Tijdens de Duitse bezetting werd Van der Goes door de nazi's opgepakt. Via het concentratiekamp Buchenwald en het interneringskamp te Haaren belandde hij in Sint Michielsgestel, waar ook een groot deel van de Nederlandse politiek-bestuurlijke elite in gijzeling werd gehouden. De gijzelaars werden in september 1944 door de oprukkende geallieerden bevrijd. Van der Goes stortte zich onmiddellijk weer in de Nederlandse politiek en werd in 1945 fractievoorzitter van de SDAP (vanaf 1946 van de Partij van de Arbeid) in de Tweede Kamer.

In de jaren dat hij fractievoorzitter was domineerden de wederopbouw van Nederland (en Europa) en de kwestie Nederlands-Indië de politieke agenda. Van der Goes pleitte voor Europese samenwerking, maar was wel voorstander van grootschalige annexatie van Duits grondgebied door Nederland als vergoeding van de in de oorlogsjaren geleden schade. De kwestie Nederlands-Indië kostte Van der Goes in 1951 het fractievoorzitterschap. Hij bleef wel lid van de Tweede Kamer en werd in 1952 tevens lid van het Europees Parlement. Na zijn fractievoorzitterschap zette Van der Goes zich in het parlement alsook daarbuiten vooral in voor ontwikkelingssamenwerking, het milieu en de Europese integratie.

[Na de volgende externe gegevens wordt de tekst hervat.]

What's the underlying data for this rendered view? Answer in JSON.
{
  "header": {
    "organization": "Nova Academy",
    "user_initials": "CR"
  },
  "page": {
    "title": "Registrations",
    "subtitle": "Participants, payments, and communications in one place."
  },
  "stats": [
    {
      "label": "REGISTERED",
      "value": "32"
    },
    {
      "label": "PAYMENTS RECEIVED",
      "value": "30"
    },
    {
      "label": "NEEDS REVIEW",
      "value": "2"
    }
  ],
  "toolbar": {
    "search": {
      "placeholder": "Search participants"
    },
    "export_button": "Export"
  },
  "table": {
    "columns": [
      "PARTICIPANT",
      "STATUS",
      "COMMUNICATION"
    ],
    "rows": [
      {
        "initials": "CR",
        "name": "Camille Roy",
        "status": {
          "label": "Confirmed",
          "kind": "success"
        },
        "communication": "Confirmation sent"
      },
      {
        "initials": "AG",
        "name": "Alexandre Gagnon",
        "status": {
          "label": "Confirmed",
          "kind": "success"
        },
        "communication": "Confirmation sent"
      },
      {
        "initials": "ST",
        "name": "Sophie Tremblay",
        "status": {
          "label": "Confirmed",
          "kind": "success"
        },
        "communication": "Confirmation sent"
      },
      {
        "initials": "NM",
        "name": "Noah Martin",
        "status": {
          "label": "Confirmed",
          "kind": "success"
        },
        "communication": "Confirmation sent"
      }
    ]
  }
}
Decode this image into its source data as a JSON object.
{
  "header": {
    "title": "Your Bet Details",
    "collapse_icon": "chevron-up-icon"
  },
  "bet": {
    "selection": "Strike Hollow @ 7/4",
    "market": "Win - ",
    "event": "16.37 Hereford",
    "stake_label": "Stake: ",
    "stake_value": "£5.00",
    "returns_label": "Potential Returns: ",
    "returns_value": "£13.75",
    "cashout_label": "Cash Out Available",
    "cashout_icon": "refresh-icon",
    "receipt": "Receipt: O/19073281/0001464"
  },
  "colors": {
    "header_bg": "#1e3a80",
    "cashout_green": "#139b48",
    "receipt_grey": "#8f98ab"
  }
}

In 1967 verliet Van der Goes zowel de Tweede Kamer als het Europees Parlement. In de periode 1970-1973 was hij als gasthoogleraar verbonden aan de Universiteit van Rwanda.

'De rode jonker', zoals zijn bijnaam luidde, was een kleurrijk figuur in de Nederlandse politiek, die nooit een blad voor de mond nam en daardoor geregeld voor de nodige opschudding zorgde, vooral in sociaal-democratische kringen. In 1980 schreef Van der Goes zijn autobiografie Met en tegen de tijd. Een tocht door de twintigste eeuw.

Marinus van der Goes van Naters werd in 1950 benoemd tot Ridder in de Orde van de Nederlandse Leeuw en in 1967 zelfs tot Commandeur in de Orde van Oranje-Nassau.